AI技術の最先端を走るOpenAIが、第三者ネットワーク分析ツール「Mixpanel」のセキュリティ脆弱性により、大規模なユーザーデータ漏洩が発生したことを発表しました。このインシデントは、OpenAIのAPIプラットフォーム(platform.openai.com)を利用するユーザーの一部情報に影響を及ぼしたとされています。具体的には、メールアドレスやアカウント名、おおよその位置情報などが流出対象に含まれるとのことです。一方で、多くのユーザーが懸念するChatGPTのチャット内容や、パスワード、支払い情報といった機密性の高いデータは無事であることが強調されています。ユーザーはフィッシング詐欺への警戒が呼びかけられています。
OpenAIで大規模データ漏洩発覚、その背景は?
OpenAIが、第三者ネットワーク分析ツール「Mixpanel」のセキュリティ脆弱性により、大規模なユーザーデータ漏洩が発生したことを公式に認めました。この事態は、海外メディアWindows Centralの著名ジャーナリスト、Jez Corden氏の報道をきっかけに明らかになり、OpenAIはAPI利用者に対して電子メールで状況を報告しています。
Mixpanelは、ウェブサイトやアプリケーションのユーザー行動を分析するために広く利用されているツールです。今回の漏洩は、Mixpanelの一部システムへの不正アクセスが原因で発生しました。
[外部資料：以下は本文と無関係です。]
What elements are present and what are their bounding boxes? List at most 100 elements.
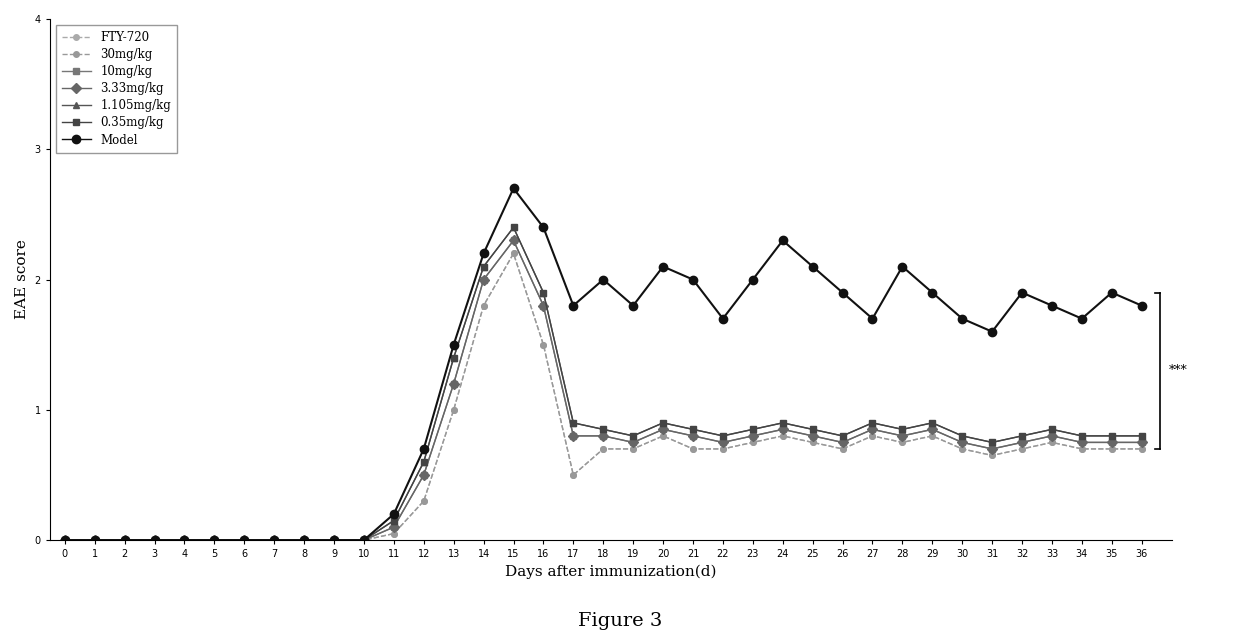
1.105mg/kg [237,537,252,544]
Model [626,302,641,310]
30mg/kg [775,432,790,440]
1.105mg/kg [925,419,940,427]
FTY-720 [446,406,461,413]
Line: FTY-720: FTY-720 [62,251,1145,543]
10mg/kg [296,537,311,544]
0.35mg/kg [1135,432,1149,440]
3.33mg/kg [686,432,701,440]
0.35mg/kg [207,537,222,544]
1.105mg/kg [985,439,999,446]
3.33mg/kg [626,439,641,446]
10mg/kg [565,432,580,440]
0.35mg/kg [446,354,461,362]
30mg/kg [715,445,730,453]
30mg/kg [1014,445,1029,453]
10mg/kg [57,537,72,544]
3.33mg/kg [148,537,162,544]
30mg/kg [117,537,131,544]
10mg/kg [446,380,461,387]
3.33mg/kg [866,425,880,433]
Model [895,263,910,270]
1.105mg/kg [565,419,580,427]
Model [955,315,970,322]
0.35mg/kg [715,432,730,440]
30mg/kg [1074,445,1089,453]
30mg/kg [805,439,820,446]
0.35mg/kg [476,263,491,270]
X-axis label: Days after immunization(d): Days after immunization(d) [505,564,717,579]
10mg/kg [1105,439,1120,446]
0.35mg/kg [985,439,999,446]
FTY-720 [1135,445,1149,453]
10mg/kg [715,439,730,446]
1.105mg/kg [595,425,610,433]
FTY-720 [1105,445,1120,453]
30mg/kg [237,537,252,544]
3.33mg/kg [476,276,491,283]
3.33mg/kg [895,432,910,440]
30mg/kg [296,537,311,544]
30mg/kg [626,445,641,453]
FTY-720 [745,439,760,446]
30mg/kg [417,497,432,505]
Y-axis label: EAE score: EAE score [15,240,29,320]
Model [1105,289,1120,296]
30mg/kg [745,439,760,446]
Model [536,224,551,231]
0.35mg/kg [387,517,402,525]
30mg/kg [895,439,910,446]
1.105mg/kg [1105,432,1120,440]
Model [565,302,580,310]
10mg/kg [745,432,760,440]
FTY-720 [237,537,252,544]
30mg/kg [656,432,671,440]
3.33mg/kg [835,439,849,446]
3.33mg/kg [1105,439,1120,446]
30mg/kg [326,537,341,544]
10mg/kg [686,432,701,440]
10mg/kg [177,537,192,544]
Model [356,537,371,544]
3.33mg/kg [715,439,730,446]
FTY-720 [1014,445,1029,453]
Model [805,263,820,270]
30mg/kg [595,445,610,453]
1.105mg/kg [417,458,432,466]
1.105mg/kg [1074,432,1089,440]
0.35mg/kg [326,537,341,544]
10mg/kg [87,537,102,544]
Model [267,537,281,544]
Model [1135,302,1149,310]
Model [715,315,730,322]
0.35mg/kg [1014,432,1029,440]
10mg/kg [955,439,970,446]
3.33mg/kg [1014,439,1029,446]
1.105mg/kg [745,425,760,433]
Text: Figure 3: Figure 3 [578,612,662,629]
10mg/kg [805,432,820,440]
FTY-720 [656,432,671,440]
1.105mg/kg [626,432,641,440]
10mg/kg [536,302,551,310]
Model [237,537,252,544]
30mg/kg [148,537,162,544]
0.35mg/kg [895,425,910,433]
FTY-720 [356,537,371,544]
Model [835,289,849,296]
0.35mg/kg [1044,425,1059,433]
1.105mg/kg [506,224,521,231]
10mg/kg [207,537,222,544]
10mg/kg [237,537,252,544]
10mg/kg [387,523,402,531]
3.33mg/kg [565,432,580,440]
1.105mg/kg [267,537,281,544]
10mg/kg [476,276,491,283]
30mg/kg [565,471,580,479]
30mg/kg [267,537,281,544]
3.33mg/kg [1044,432,1059,440]
30mg/kg [356,537,371,544]
Model [387,510,402,518]
3.33mg/kg [417,471,432,479]
1.105mg/kg [387,517,402,525]
1.105mg/kg [895,425,910,433]
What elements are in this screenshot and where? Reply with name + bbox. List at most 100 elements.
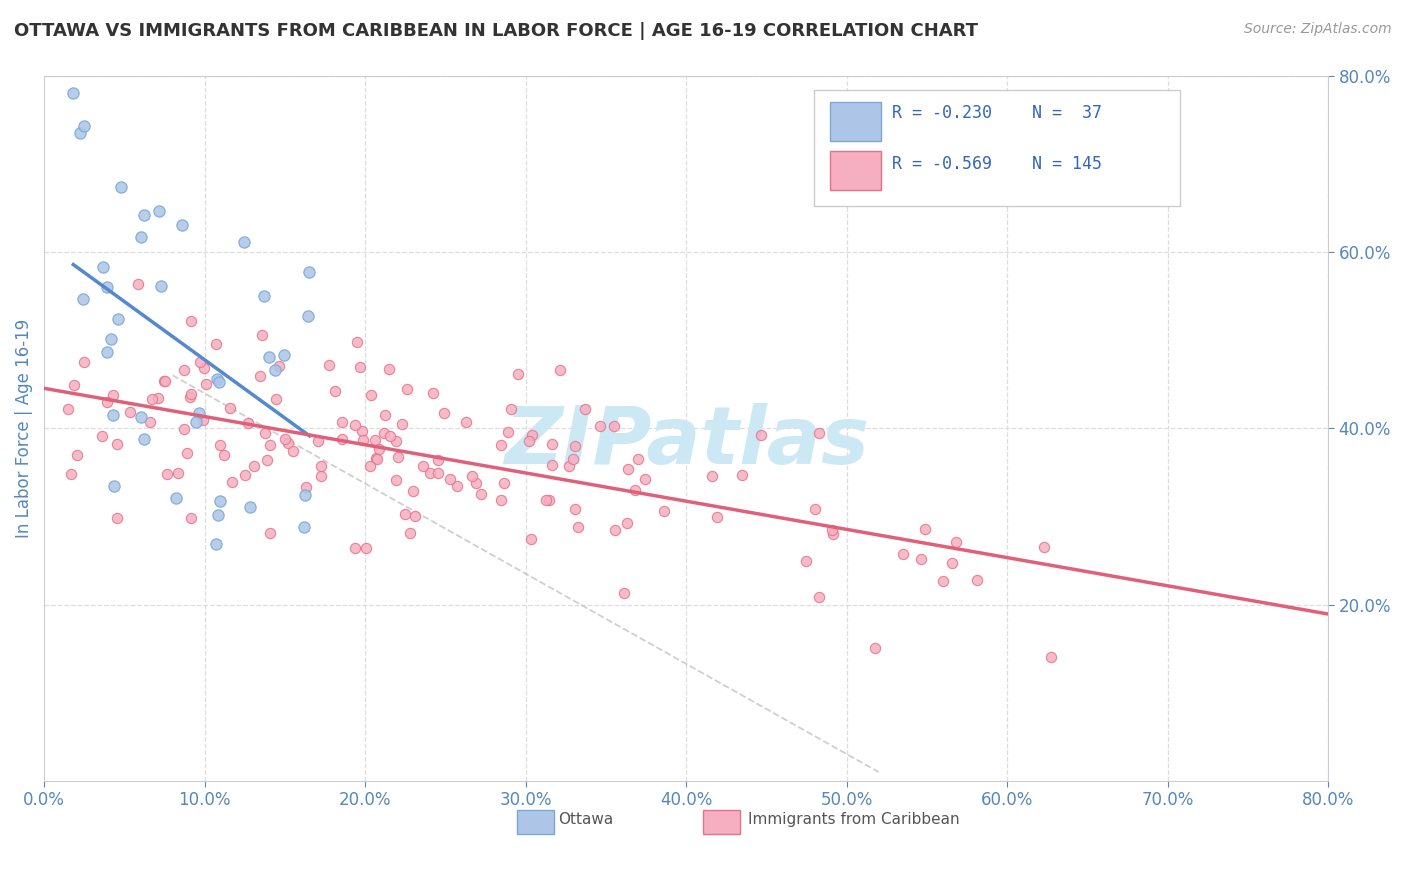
Point [173, 363, 195, 377]
Point [212, 448, 235, 462]
Point [259, 350, 281, 364]
Point [233, 235, 256, 249]
Point [256, 453, 278, 467]
Point [72, 292, 94, 306]
Point [863, 641, 886, 656]
Point [250, 327, 273, 342]
Point [537, 492, 560, 507]
Point [374, 408, 396, 422]
Point [499, 402, 522, 417]
Point [412, 459, 434, 474]
Point [274, 432, 297, 446]
Point [404, 509, 426, 524]
Point [564, 501, 586, 516]
Point [384, 474, 406, 488]
Point [148, 391, 170, 405]
Point [259, 438, 281, 452]
Point [129, 229, 152, 244]
Point [541, 458, 564, 472]
Point [148, 204, 170, 219]
Point [292, 520, 315, 534]
Point [350, 424, 373, 438]
Point [72, 355, 94, 369]
Point [456, 416, 478, 430]
Point [180, 314, 202, 328]
Point [700, 468, 723, 483]
Point [387, 450, 409, 464]
Text: OTTAWA VS IMMIGRANTS FROM CARIBBEAN IN LABOR FORCE | AGE 16-19 CORRELATION CHART: OTTAWA VS IMMIGRANTS FROM CARIBBEAN IN L… [14, 22, 979, 40]
Point [617, 462, 640, 476]
Point [195, 377, 218, 392]
Point [914, 522, 936, 536]
Point [359, 458, 381, 473]
Point [398, 525, 420, 540]
Point [205, 337, 228, 351]
Point [589, 419, 612, 434]
Point [176, 446, 198, 460]
Point [910, 552, 932, 566]
Point [127, 277, 149, 291]
Point [277, 436, 299, 450]
Point [239, 500, 262, 514]
Point [422, 386, 444, 401]
Point [96, 395, 118, 409]
Point [567, 519, 589, 533]
Point [66, 448, 89, 462]
Point [343, 541, 366, 555]
Point [208, 376, 231, 390]
Point [489, 437, 512, 451]
Point [352, 434, 374, 448]
Point [517, 434, 540, 449]
Point [731, 468, 754, 483]
Point [218, 401, 240, 415]
Point [426, 466, 449, 480]
Point [1032, 540, 1054, 554]
Point [891, 547, 914, 561]
Point [461, 468, 484, 483]
Point [564, 439, 586, 453]
FancyBboxPatch shape [516, 810, 554, 834]
Point [107, 312, 129, 326]
Text: Immigrants from Caribbean: Immigrants from Caribbean [748, 813, 959, 827]
Point [931, 574, 953, 588]
Point [318, 358, 340, 372]
Point [309, 458, 332, 473]
Point [295, 480, 318, 494]
Point [821, 524, 844, 538]
Text: R = -0.569    N = 145: R = -0.569 N = 145 [891, 154, 1101, 173]
Point [150, 279, 173, 293]
Point [309, 469, 332, 483]
Point [391, 417, 413, 431]
Point [105, 437, 128, 451]
Point [807, 590, 830, 604]
Point [439, 472, 461, 486]
Point [624, 483, 647, 498]
Point [249, 369, 271, 384]
Point [749, 428, 772, 442]
Point [132, 208, 155, 222]
Point [209, 493, 232, 508]
Point [170, 218, 193, 232]
Point [205, 372, 228, 386]
Point [323, 384, 346, 398]
Point [56, 402, 79, 417]
Point [105, 511, 128, 525]
Point [180, 386, 202, 401]
Point [520, 428, 543, 442]
Text: R = -0.230    N =  37: R = -0.230 N = 37 [891, 103, 1101, 122]
Point [540, 437, 562, 451]
Point [207, 508, 229, 523]
FancyBboxPatch shape [814, 89, 1181, 206]
Point [343, 418, 366, 433]
Point [193, 360, 215, 375]
Point [173, 422, 195, 436]
Point [603, 523, 626, 537]
Point [534, 492, 557, 507]
Point [266, 392, 288, 406]
Point [273, 348, 295, 362]
Point [132, 432, 155, 446]
Point [283, 444, 305, 458]
Point [204, 537, 226, 551]
Point [60, 467, 83, 482]
Point [221, 475, 243, 490]
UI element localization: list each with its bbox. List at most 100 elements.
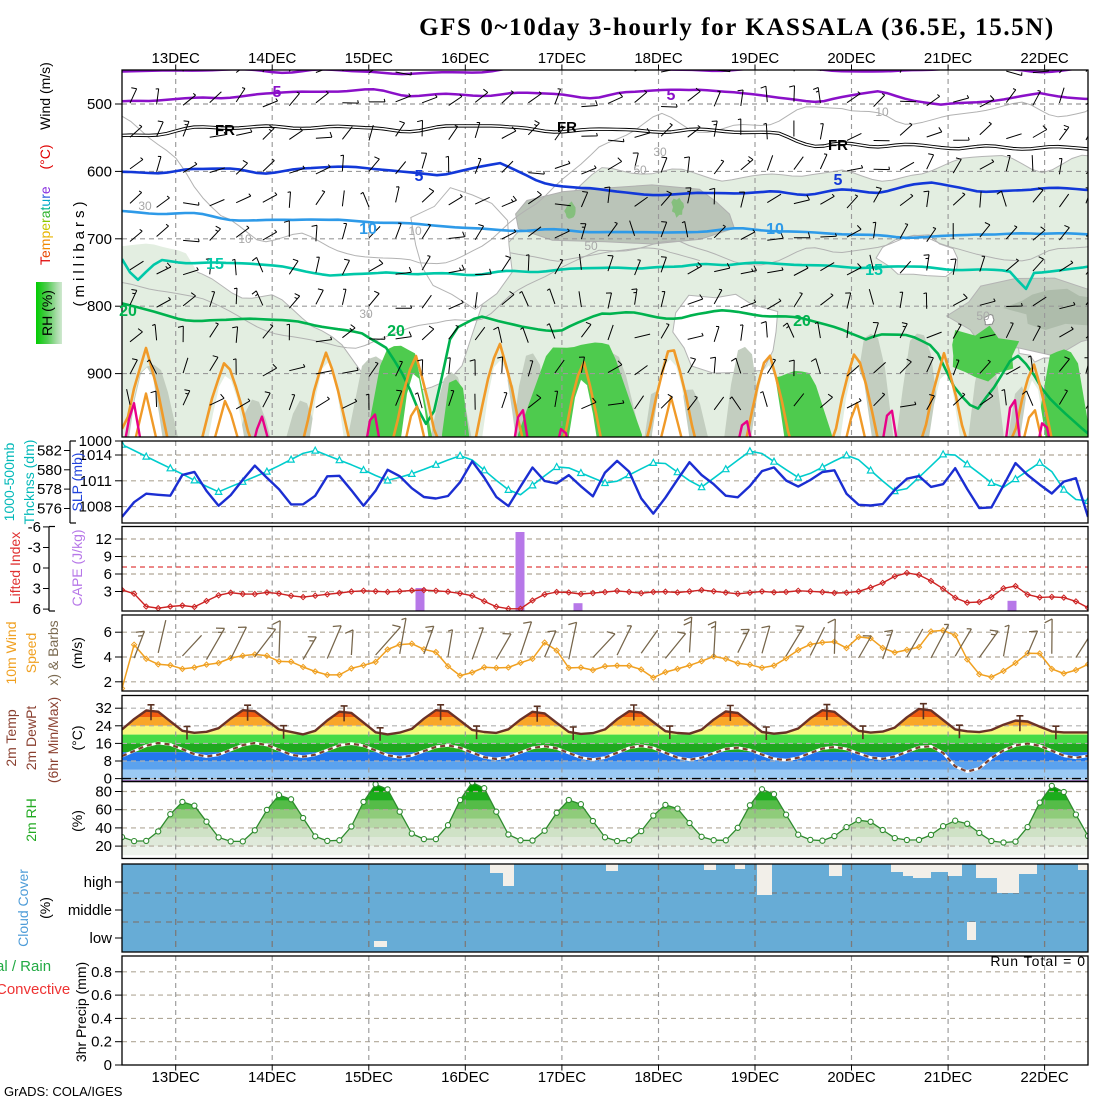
svg-text:20: 20 xyxy=(119,303,137,320)
svg-text:0.8: 0.8 xyxy=(91,964,112,981)
svg-text:19DEC: 19DEC xyxy=(731,50,780,67)
svg-text:GrADS: COLA/IGES: GrADS: COLA/IGES xyxy=(4,1084,123,1099)
svg-text:13DEC: 13DEC xyxy=(152,1069,201,1086)
svg-text:21DEC: 21DEC xyxy=(924,1069,973,1086)
svg-text:12: 12 xyxy=(95,531,112,548)
svg-text:1000: 1000 xyxy=(79,433,112,450)
svg-text:low: low xyxy=(89,930,112,947)
svg-text:18DEC: 18DEC xyxy=(634,50,683,67)
svg-text:2m RH: 2m RH xyxy=(23,798,39,842)
svg-text:582: 582 xyxy=(37,443,62,460)
svg-text:50: 50 xyxy=(633,163,647,177)
svg-text:(millibars): (millibars) xyxy=(71,198,88,307)
svg-text:16: 16 xyxy=(95,735,112,752)
svg-text:3: 3 xyxy=(104,584,112,601)
svg-text:(°C): (°C) xyxy=(69,725,85,750)
svg-text:1008: 1008 xyxy=(79,499,112,516)
svg-text:FR: FR xyxy=(215,122,235,139)
svg-text:10: 10 xyxy=(359,221,377,238)
svg-text:Lifted Index: Lifted Index xyxy=(7,532,23,604)
svg-text:x) & Barbs: x) & Barbs xyxy=(45,620,61,685)
svg-text:10m Wind: 10m Wind xyxy=(3,621,19,684)
svg-text:(%): (%) xyxy=(69,810,85,832)
svg-text:0: 0 xyxy=(104,771,112,788)
svg-text:-6: -6 xyxy=(28,519,41,536)
svg-text:20: 20 xyxy=(387,323,405,340)
svg-text:2: 2 xyxy=(104,674,112,691)
svg-text:(m/s): (m/s) xyxy=(69,637,85,669)
svg-text:0.4: 0.4 xyxy=(91,1010,112,1027)
svg-text:middle: middle xyxy=(68,902,112,919)
svg-text:20DEC: 20DEC xyxy=(827,50,876,67)
svg-text:-3: -3 xyxy=(28,540,41,557)
svg-text:(°C): (°C) xyxy=(37,144,53,169)
svg-text:22DEC: 22DEC xyxy=(1020,50,1069,67)
svg-text:2m Temp: 2m Temp xyxy=(3,709,19,767)
svg-text:5: 5 xyxy=(834,172,843,189)
svg-text:Convective: Convective xyxy=(0,981,70,998)
svg-text:0: 0 xyxy=(33,560,41,577)
svg-text:700: 700 xyxy=(87,231,112,248)
svg-text:14DEC: 14DEC xyxy=(248,1069,297,1086)
svg-text:1000-500mb: 1000-500mb xyxy=(1,442,17,521)
svg-text:500: 500 xyxy=(87,96,112,113)
svg-text:5: 5 xyxy=(415,168,424,185)
svg-text:RH (%): RH (%) xyxy=(39,290,55,336)
svg-text:(%): (%) xyxy=(37,897,53,919)
svg-text:50: 50 xyxy=(976,309,990,323)
svg-text:high: high xyxy=(84,874,112,891)
svg-text:40: 40 xyxy=(95,820,112,837)
svg-text:Temperature: Temperature xyxy=(37,186,53,265)
svg-text:(6hr Min/Max): (6hr Min/Max) xyxy=(45,697,61,783)
svg-text:CAPE (J/kg): CAPE (J/kg) xyxy=(69,529,85,606)
svg-text:14DEC: 14DEC xyxy=(248,50,297,67)
svg-text:80: 80 xyxy=(95,784,112,801)
svg-text:5: 5 xyxy=(273,84,282,101)
svg-text:9: 9 xyxy=(104,549,112,566)
svg-text:0.2: 0.2 xyxy=(91,1034,112,1051)
svg-text:13DEC: 13DEC xyxy=(152,50,201,67)
svg-text:24: 24 xyxy=(95,718,112,735)
svg-text:800: 800 xyxy=(87,298,112,315)
svg-text:0: 0 xyxy=(104,1057,112,1074)
svg-text:GFS 0~10day 3-hourly for KASSA: GFS 0~10day 3-hourly for KASSALA (36.5E,… xyxy=(419,14,1055,41)
svg-text:20DEC: 20DEC xyxy=(827,1069,876,1086)
svg-text:5: 5 xyxy=(667,87,676,104)
svg-text:16DEC: 16DEC xyxy=(441,1069,490,1086)
svg-text:Run Total = 0: Run Total = 0 xyxy=(990,953,1086,969)
svg-text:32: 32 xyxy=(95,700,112,717)
svg-text:3: 3 xyxy=(33,581,41,598)
svg-text:600: 600 xyxy=(87,163,112,180)
svg-text:17DEC: 17DEC xyxy=(538,50,587,67)
svg-text:60: 60 xyxy=(95,802,112,819)
svg-text:16DEC: 16DEC xyxy=(441,50,490,67)
svg-text:30: 30 xyxy=(359,307,373,321)
svg-text:Thcknss (dm): Thcknss (dm) xyxy=(21,440,37,525)
svg-text:21DEC: 21DEC xyxy=(924,50,973,67)
svg-text:20: 20 xyxy=(95,838,112,855)
svg-text:580: 580 xyxy=(37,462,62,479)
svg-text:30: 30 xyxy=(138,199,152,213)
svg-text:17DEC: 17DEC xyxy=(538,1069,587,1086)
svg-text:19DEC: 19DEC xyxy=(731,1069,780,1086)
svg-text:30: 30 xyxy=(653,145,667,159)
svg-text:1014: 1014 xyxy=(79,447,112,464)
svg-text:900: 900 xyxy=(87,366,112,383)
svg-text:2m DewPt: 2m DewPt xyxy=(23,706,39,771)
svg-text:4: 4 xyxy=(104,649,112,666)
svg-text:20: 20 xyxy=(793,313,811,330)
svg-text:10: 10 xyxy=(238,232,252,246)
svg-text:FR: FR xyxy=(557,119,577,136)
svg-text:Cloud Cover: Cloud Cover xyxy=(15,869,31,947)
svg-text:10: 10 xyxy=(766,221,784,238)
svg-text:15DEC: 15DEC xyxy=(345,1069,394,1086)
svg-text:10: 10 xyxy=(408,224,422,238)
svg-text:Wind (m/s): Wind (m/s) xyxy=(37,62,53,130)
svg-text:Total / Rain: Total / Rain xyxy=(0,958,51,975)
svg-text:6: 6 xyxy=(104,566,112,583)
svg-text:578: 578 xyxy=(37,481,62,498)
svg-text:Speed: Speed xyxy=(23,633,39,673)
svg-text:6: 6 xyxy=(104,624,112,641)
svg-text:0.6: 0.6 xyxy=(91,987,112,1004)
svg-text:SLP (mb): SLP (mb) xyxy=(69,453,85,512)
Mixpanel社は11月9日にサイバー攻撃を検知し、OpenAIに対し影響を受けたデータセットの情報を11月25日に共有しました。
漏洩した情報と「安全だった」情報
今回の漏洩で影響を受けたのは、主にOpenAIのAPIプラットフォーム(platform.openai.com)を利用するユーザーの情報です。具体的に流出した情報と、安全が確認された情報は以下の通りです。
API利用者向けに漏洩した情報
- platform.openai.com上のアカウント名
- APIアカウントに関連付けられたメールアドレス
- IPアドレスとウェブブラウザから特定される「おおよその位置情報」
- 使用しているオペレーティングシステム(OS)とブラウザの種類、および参照元ウェブサイト
- APIアカウントに保存されている組織IDとユーザーID
一方で、多くのユーザーが懸念する機密性の高い情報は、幸いなことに安全であったとOpenAIは強調しています。
安全が確認された情報
- ChatGPTユーザーの情報(チャット履歴を含む)
- APIの利用状況に関する詳細情報
- パスワード
- 支払い情報(クレジットカード情報など)
- 政府発行の身分証明書(運転免許証やパスポートなど)
OpenAIの対応とユーザーへの注意喚起
OpenAIは、今回の事態を受けて、調査期間中はMixpanelとのデータ連携を一時停止しました。また、流出した情報が悪用される可能性に備え、ユーザーに対してフィッシング詐欺に警戒するよう強く呼びかけています。不審なメールやメッセージには十分注意し、安易にリンクをクリックしたり、個人情報を入力したりしないよう心がける必要があります。
まとめ:進化するAIサービスとセキュリティリスク
AI技術の最前線を走るOpenAIのような企業にとっても、外部サービスを介したセキュリティリスクは避けられない課題です。今回の件は、サードパーティ連携におけるデータセキュリティの重要性を改めて浮き彫りにしました。
私たちは、AIサービスの利便性を享受する一方で、常に個人情報の取り扱いとセキュリティ対策に対する意識を高める必要があります。企業側は強固なセキュリティ体制を構築し、ユーザー側は不審な動きに敏感に対応することが、デジタル社会における自己防衛の鍵となるでしょう。